Randheer, S., Kadambari, D., Srinivasan, K., Bhuvaneswari, V., Bhanumathy, M., & Salaja, R. (2011). Comprehensive decongestive therapy in postmastectomy lymphedema: an Indian perspective. Indian Journal of Cancer, 48(4), 397–402.doi: 10.4103/0019-509X.92250
To evaluate the effectiveness of complete decongestive therapy (CDT) in Indian patients
Patients had clinical evidence of lymphedema (with a difference in arm volumes of at least 200 ml) and were being treated with CDT. They also were at least four months since surgery or radiation therapy. CDT consisted of intensive therapy using manual lymph drainage for 45 minutes four times a week followed by multilayer compression bandaging. Patients were educated on skin and nail care, use of isotonic exercises with bandages on, and re-application of bandages. After the intensive phase, patients were to massage themselves twice daily, perform isotonic limb exercises, and care for skin and nails three times a day. They also applied low-stretch compression bandages and elevated the limb at night. Assessments were performed before and after the intensive phase and monthly for three months.

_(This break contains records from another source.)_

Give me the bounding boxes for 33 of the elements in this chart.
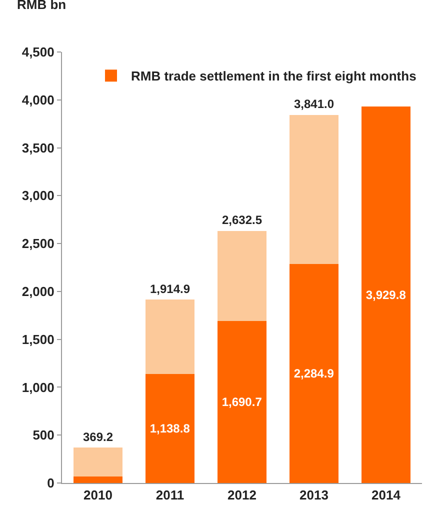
x-tick-label: 2012	[228, 488, 256, 503]
x-tick-label: 2013	[300, 488, 328, 503]
data-label: 2,284.9	[294, 366, 334, 381]
bar	[74, 476, 122, 483]
bar	[218, 321, 266, 483]
total-label: 3,841.0	[294, 97, 334, 111]
x-tick-label: 2011	[156, 488, 184, 503]
data-label: 3,929.8	[366, 288, 406, 302]
legend-label: RMB trade settlement in the first eight months	[131, 68, 416, 84]
bar	[290, 264, 338, 483]
total-label: 2,632.5	[222, 213, 262, 227]
y-tick-label: 3,500	[22, 140, 54, 156]
bar	[74, 448, 122, 476]
bar	[218, 230, 266, 322]
bar	[290, 115, 338, 264]
data-label: 1,690.7	[222, 395, 262, 410]
total-label: 1,914.9	[150, 282, 190, 296]
x-tick-label: 2010	[84, 488, 112, 503]
y-tick-label: 1,000	[22, 380, 54, 395]
y-tick-label: 4,000	[22, 92, 54, 108]
y-tick-label: 3,000	[22, 188, 54, 204]
y-tick-label: 1,500	[22, 332, 54, 347]
bar	[146, 374, 194, 483]
y-tick-label: 2,000	[22, 284, 54, 299]
bar	[146, 300, 194, 374]
total-label: 369.2	[83, 430, 114, 444]
y-tick-label: 500	[32, 428, 54, 443]
y-tick-label: 0	[47, 476, 54, 491]
y-tick-label: 4,500	[22, 44, 54, 60]
data-label: 1,138.8	[150, 421, 190, 436]
y-tick-label: 2,500	[22, 236, 54, 252]
x-tick-label: 2014	[372, 488, 402, 503]
bar	[362, 106, 410, 483]
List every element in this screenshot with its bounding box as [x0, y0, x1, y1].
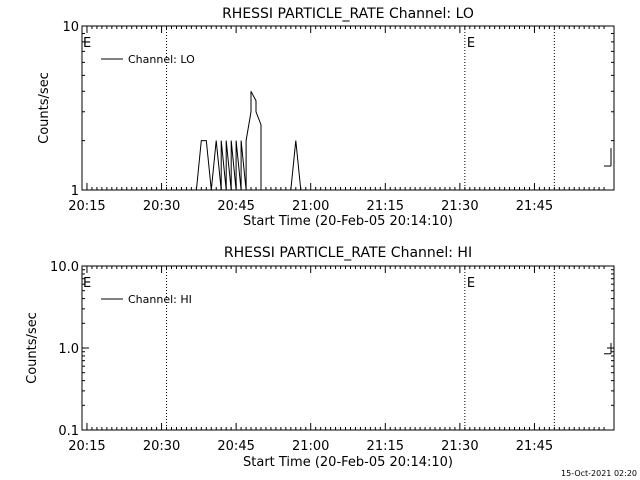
x-tick-label: 21:45 [516, 439, 553, 454]
x-tick-label: 20:15 [68, 199, 105, 214]
x-tick-label: 21:45 [516, 199, 553, 214]
edge-label: E [83, 36, 91, 51]
x-tick-label: 20:30 [143, 199, 180, 214]
x-tick-label: 21:00 [292, 199, 329, 214]
y-axis-label: Counts/sec [37, 72, 52, 144]
x-tick-label: 20:15 [68, 439, 105, 454]
x-tick-label: 20:45 [217, 439, 254, 454]
y-tick-label: 1 [71, 184, 79, 199]
y-tick-label: 10 [62, 20, 79, 35]
x-axis-label: Start Time (20-Feb-05 20:14:10) [243, 214, 453, 229]
x-tick-label: 21:30 [441, 439, 478, 454]
x-tick-label: 21:30 [441, 199, 478, 214]
y-tick-label: 10.0 [50, 260, 79, 275]
chart-title: RHESSI PARTICLE_RATE Channel: LO [222, 6, 474, 22]
legend-entry: Channel: HI [128, 293, 192, 306]
event-marker-label: E [467, 276, 475, 291]
y-tick-label: 0.1 [58, 424, 79, 439]
y-axis-label: Counts/sec [25, 312, 40, 384]
series-line [195, 91, 302, 191]
x-tick-label: 21:15 [367, 199, 404, 214]
legend-entry: Channel: LO [128, 53, 195, 66]
x-tick-label: 21:00 [292, 439, 329, 454]
x-tick-label: 20:30 [143, 439, 180, 454]
chart-panel-lo: RHESSI PARTICLE_RATE Channel: LO 20:15 20:… [37, 6, 615, 229]
chart-panel-hi: RHESSI PARTICLE_RATE Channel: HI 20:15 20:… [25, 245, 615, 470]
plot-frame [81, 25, 615, 191]
chart-title: RHESSI PARTICLE_RATE Channel: HI [224, 245, 472, 261]
edge-label: E [83, 276, 91, 291]
plot-frame [81, 265, 615, 431]
x-tick-label: 20:45 [217, 199, 254, 214]
x-axis-label: Start Time (20-Feb-05 20:14:10) [243, 455, 453, 470]
footer-timestamp: 15-Oct-2021 02:20 [561, 469, 637, 478]
y-tick-label: 1.0 [58, 342, 79, 357]
x-tick-label: 21:15 [367, 439, 404, 454]
event-marker-label: E [467, 36, 475, 51]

The phase of care was the transition phase after active treatment.
The study used a prospective trial design.
After intensive therapy, the mean reduction in absolute limb volume was 485 ml by volumetry and 2,274 ml by measurement (p < 0.001). In the maintenance phase, there was a non-significant increase in limb volume of 20.3 ml. Reductions in skin and subcutaneous thickness showed the same pattern as the volume reduction. Three patients developed skin irritation and blistering following bandage application, and one patient who developed recurrent cellulitis following bandaging in the maintenance phase was excluded from the study.
The study demonstrates effectiveness of intensive CDT for management of lymphedema.
Findings demonstrated effectiveness of intensive CDT for lymphedema management and effectiveness of maintenance therapy for several months. Findings also showed the need for patients and caregivers to closely monitor skin condition with use of compression bandaging as well as have knowledge of related self care. It appears that self massage and bandaging can be used effectively for maintenance. It is important for patients to know how to perform self care and mointor side effects and be able to adhere to self-care regimens.